Gosh, over five years since I finished the main section of Anne of Green Gables books, I recently found the last two books which focus more on her children in a charity shop for 50p each, so it’s time to properly finish the series!
Anne is in this book occasionally, and when she does pop up, is still her wonderful self, but the focus is more on the Meredith family, which is the town’s new widowed minister and his four children, who are the same age as Anne’s four oldest children, and make firm friends with them, as well as a girl called Mary who they find hiding in their barn having run away and not eaten for days. Mary is taken in by the Meredith children (or the “manse” children), and with their father so deeply engrossed in his work, he doesn’t even notice for days! The book follows the various escapades of the children, as well as the impact on their father.

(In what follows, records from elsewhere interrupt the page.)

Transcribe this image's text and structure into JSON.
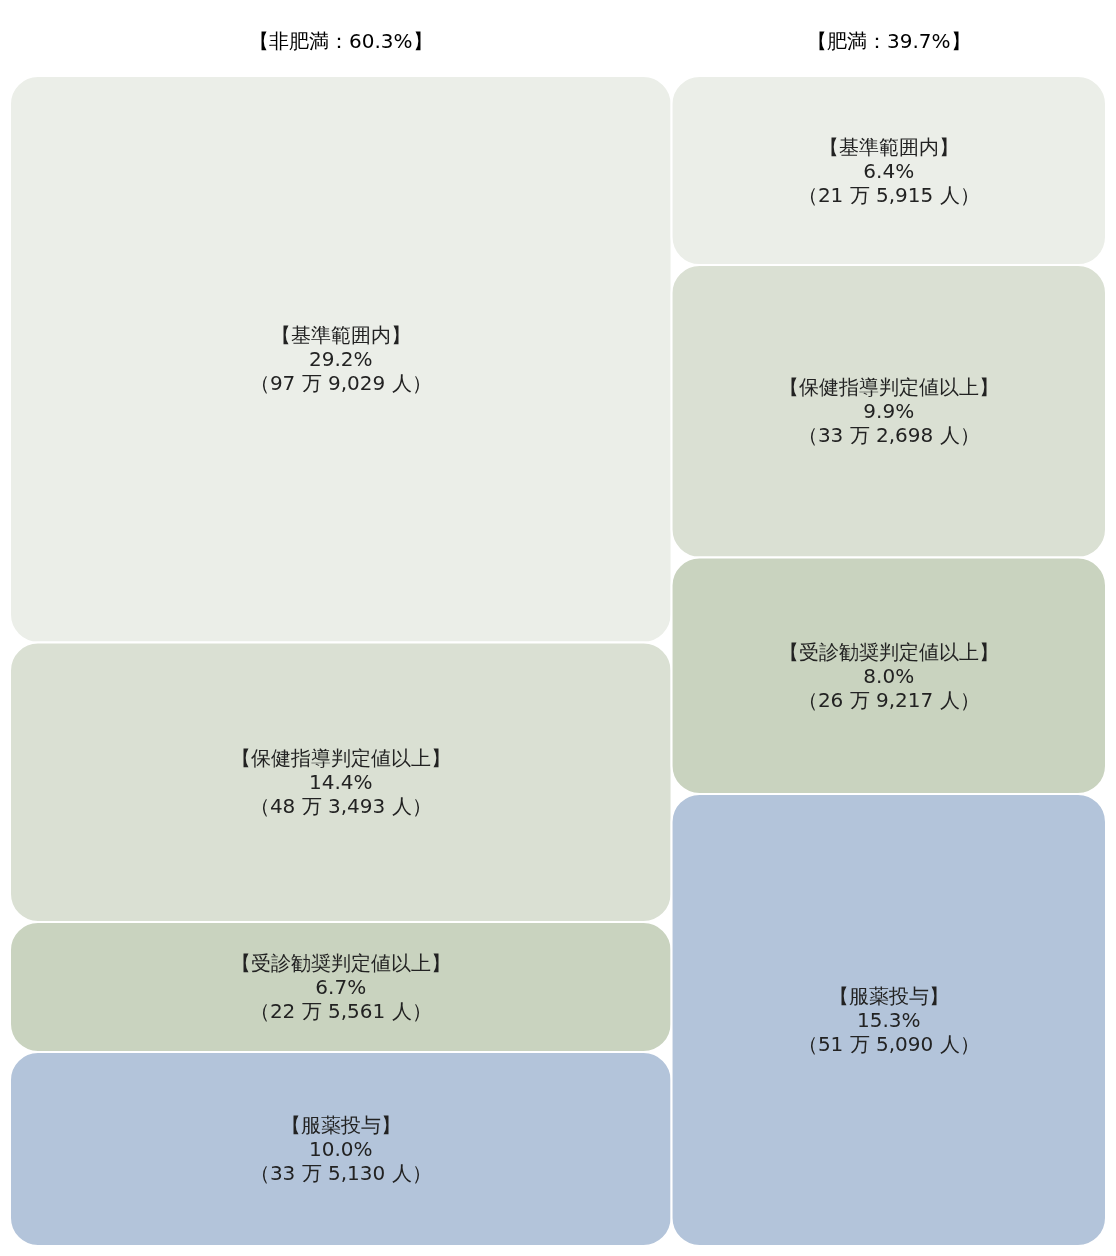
{
  "chart_data": {
    "type": "other",
    "categories": [
      "【非肥満：60.3%】",
      "【肥満：39.7%】"
    ],
    "series": [
      {
        "name": "【基準範囲内】",
        "color": "#ebeee8",
        "values": [
          29.2,
          6.4
        ],
        "value_labels": [
          "29.2%\n（97 万 9,029 人）",
          "6.4%\n（21 万 5,915 人）"
        ]
      },
      {
        "name": "【保健指導判定値以上】",
        "color": "#dae0d3",
        "values": [
          14.4,
          9.9
        ],
        "value_labels": [
          "14.4%\n（48 万 3,493 人）",
          "9.9%\n（33 万 2,698 人）"
        ]
      },
      {
        "name": "【受診勧奨判定値以上】",
        "color": "#c9d3bf",
        "values": [
          6.7,
          8.0
        ],
        "value_labels": [
          "6.7%\n（22 万 5,561 人）",
          "8.0%\n（26 万 9,217 人）"
        ]
      },
      {
        "name": "【服薬投与】",
        "color": "#b3c4da",
        "values": [
          10.0,
          15.3
        ],
        "value_labels": [
          "10.0%\n（33 万 5,130 人）",
          "15.3%\n（51 万 5,090 人）"
        ]
      }
    ]
  }
}
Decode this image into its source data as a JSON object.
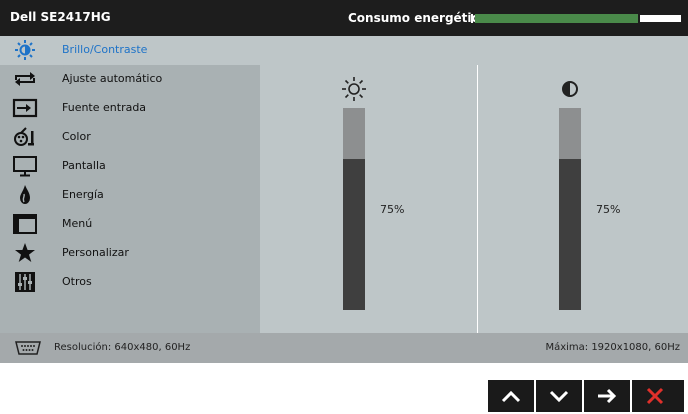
{
  "titlebar": {
    "model": "Dell SE2417HG",
    "energy_label": "Consumo energético",
    "energy_level": 0.8,
    "colors": {
      "bar": "#1d1d1d",
      "meter_green": "#4a8a4a"
    }
  },
  "menu": {
    "items": [
      {
        "label": "Brillo/Contraste",
        "icon": "brightness-icon",
        "active": true
      },
      {
        "label": "Ajuste  automático",
        "icon": "auto-adjust-icon"
      },
      {
        "label": "Fuente entrada",
        "icon": "input-source-icon"
      },
      {
        "label": "Color",
        "icon": "color-icon"
      },
      {
        "label": "Pantalla",
        "icon": "display-icon"
      },
      {
        "label": "Energía",
        "icon": "energy-icon"
      },
      {
        "label": "Menú",
        "icon": "menu-icon"
      },
      {
        "label": "Personalizar",
        "icon": "star-icon"
      },
      {
        "label": "Otros",
        "icon": "others-icon"
      }
    ],
    "active_color": "#1e73c8"
  },
  "sliders": {
    "brightness": {
      "icon": "sun-icon",
      "value": 75,
      "value_label": "75%"
    },
    "contrast": {
      "icon": "contrast-icon",
      "value": 75,
      "value_label": "75%"
    }
  },
  "statusbar": {
    "resolution": "Resolución: 640x480, 60Hz",
    "maximum": "Máxima: 1920x1080, 60Hz",
    "icon": "vga-icon"
  },
  "buttons": [
    {
      "name": "up-button",
      "icon": "chevron-up-icon"
    },
    {
      "name": "down-button",
      "icon": "chevron-down-icon"
    },
    {
      "name": "enter-button",
      "icon": "arrow-right-icon"
    },
    {
      "name": "exit-button",
      "icon": "close-icon",
      "color": "#e0302b"
    }
  ]
}
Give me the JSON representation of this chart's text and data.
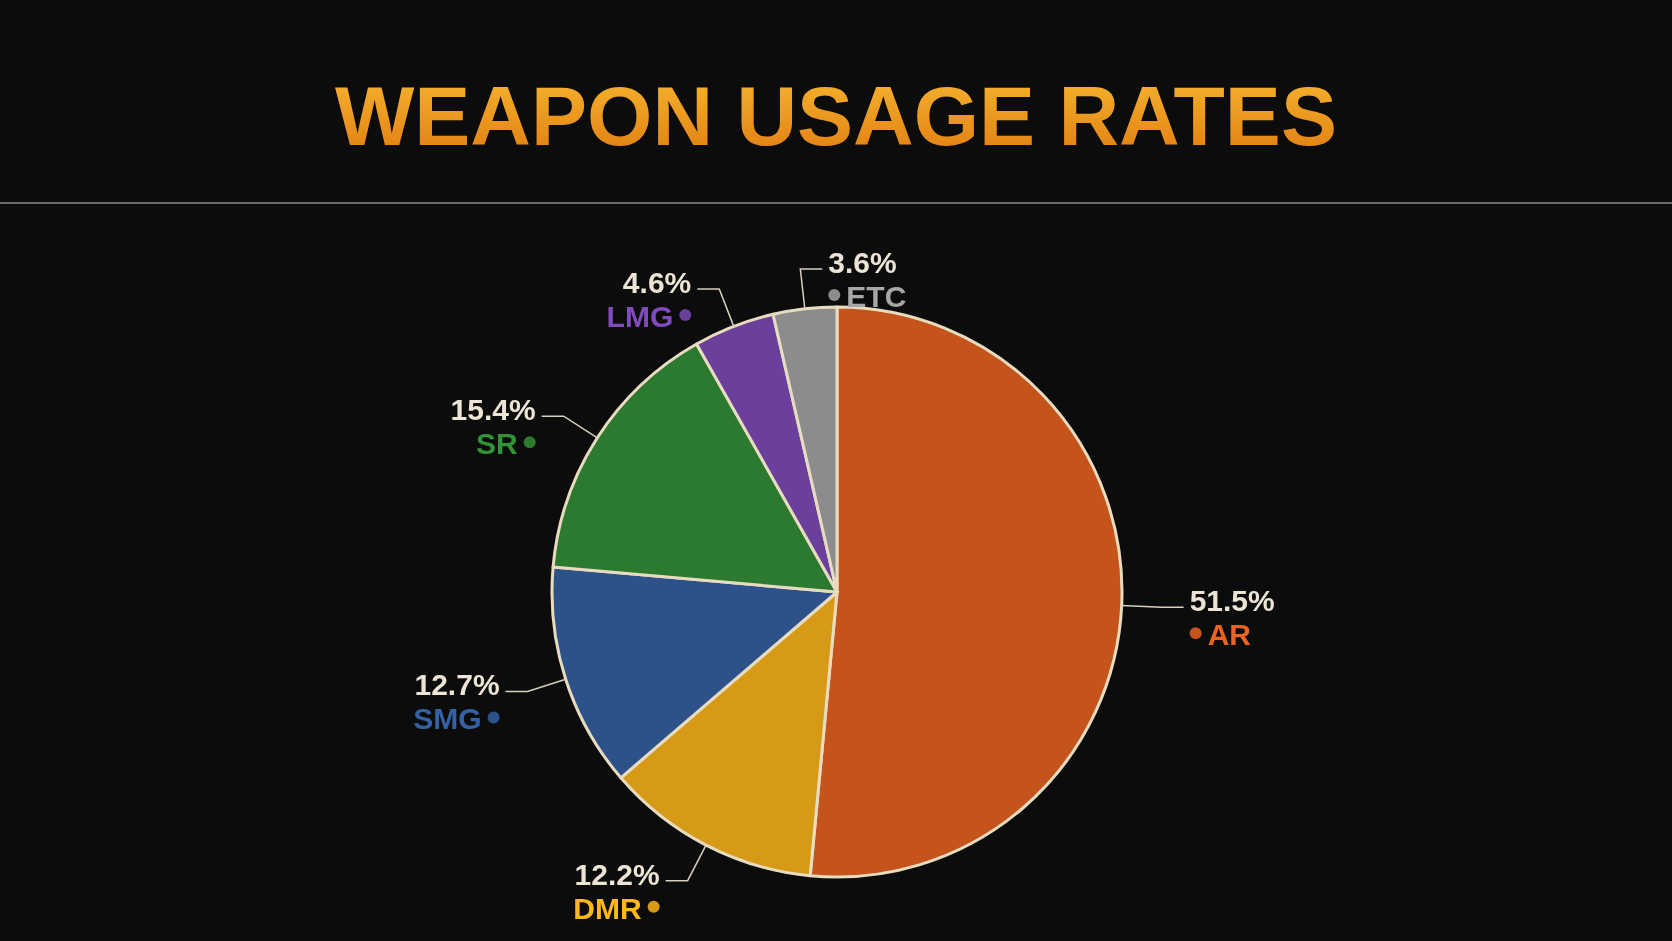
{
  "chart_data": {
    "type": "pie",
    "title": "WEAPON USAGE RATES",
    "categories": [
      "AR",
      "DMR",
      "SMG",
      "SR",
      "LMG",
      "ETC"
    ],
    "values": [
      51.5,
      12.2,
      12.7,
      15.4,
      4.6,
      3.6
    ],
    "value_labels": [
      "51.5%",
      "12.2%",
      "12.7%",
      "15.4%",
      "4.6%",
      "3.6%"
    ],
    "legend": "left",
    "colors": [
      "#c4531c",
      "#d69a16",
      "#2d5289",
      "#2b7a2f",
      "#6b3f9c",
      "#8c8c8c"
    ]
  }
}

A couple of things really tickled me: first was the absolute hatred the author seems to have for Methodists – there are so many throwaway comments from various characters in the book despairing of them, for no given reason! For example: “Fortunately, all the people the Merediths have offended so far are Methodists.” Secondly there’s a key character in the book called Rosemary West – how was L M Montgomery to know that many years later there’d be a famous serial killer with this name!
Another thing that seems bizarre reading it over 100 years after it was published, is the absolute horror the characters recoil with when someone dares to say the word “darn”, and then the n word is totally permissable!
Right at the end of the book there’s a bit of foreshadowing of the coming First World War, which I believe is the setting for the next and final book which I intend to dive straight into now I’ve finished this one, but first, here are some of the lines from the book that made me turn down page corners:
- “A manse cat should at least look respectable, in my opinion, whatever he really is. But I never saw such a rakish-looking beast. And he walks along the ridgepole of the manse almost every evening at sunset, Mrs Dr dear, and waves his tail, and that is not becoming.”
- “I’ve always thought graveyards must be delightful places to play in.”
- “A handsome rooster like Adam is just as nice a pet or a dog or cat, I think. If he was a canary nobody would wonder. […] I never liked dolls and cats. Cats are too sneaky and dolls are dead.“
- “Oh, father only said that in the pulpit, he has more sense than to really think it outside.”
- “Your wife never had a new hat for ten years – no wonder she died.”